Only bin used Petri dishes after they have been autoclaved.
Procedure
▪ Agar plates seeded with suitable bacteria need to be prepared. This may have been done for you in advance; if not, follow the instructions on
the sheet pouring agar plate.
▪ Obtain a plant extract by crushing 3 g of plant material with 10 cm3 of industrial methylated spirit and shake it from time to time for 10
minutes. The advantage of using methylated spirits instead of water is that it kills any bacteria that might otherwise contaminate the extract.
▪ Pipette 0.1 cm3 of extract onto a sterile discs cut from new filter paper using a hole punch can be used.
▪ Let the paper discs dry for 10 minutes on open sterile Petri dishes.
▪ Repeat steps 1 to 4 for other plants, making separate test discs for each extract.
▪ Use sterile forceps to place the test discs onto the bacterial plate together with the suitable control per plate. Three test discs and a control can
be placed on a single Petri dish. Ensure that you can distinguish between the different discs by marking the underside of the Petri dish.
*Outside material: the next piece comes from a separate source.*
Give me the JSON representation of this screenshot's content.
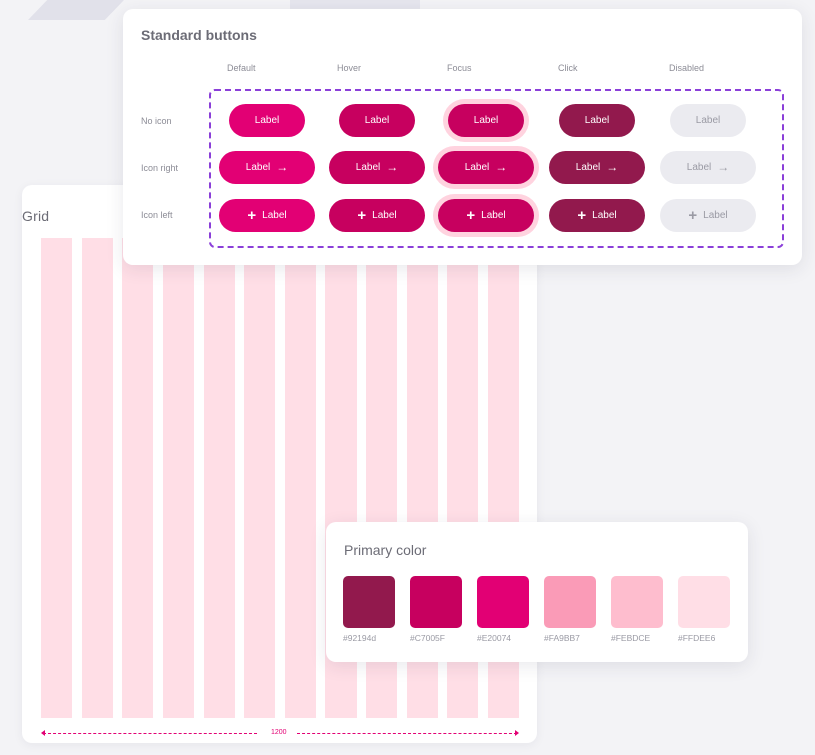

▪ Close the Petri dish and tape it as shown in Figure below. Do not tape all round the dish because this can lead to

▪ The growth of anaerobic bacteria, some of which may be harmful.

Figure 1 A convenient way of taping a Petri dish without allowing anaerobic conditions to develop.
▪ Incubate the plates for 24 hours at 25 °C.
▪ Observe the plates without opening them. Bacterial growth on an agar plate looks cloudy. Make any appropriate measurements that will
enable you to compare the antibacterial properties of the different plant extracts.
▪ The simplest measurement would be to use a ruler and measure the diameter of the cleared area. It is straightforward to compare the results
of different treatments if the clear areas are perfect circles. If the diameter varies, one possibility is to measure at the widest point. For a more
precise measurement the area of the clear zone would have to be determined.
▪ Do not throw the plates in the bin. (The unopened Petri dishes will need to be autoclaved before disposal in the dustbin.)
▪ Wash your hands thoroughly with soap and water after completing the practical.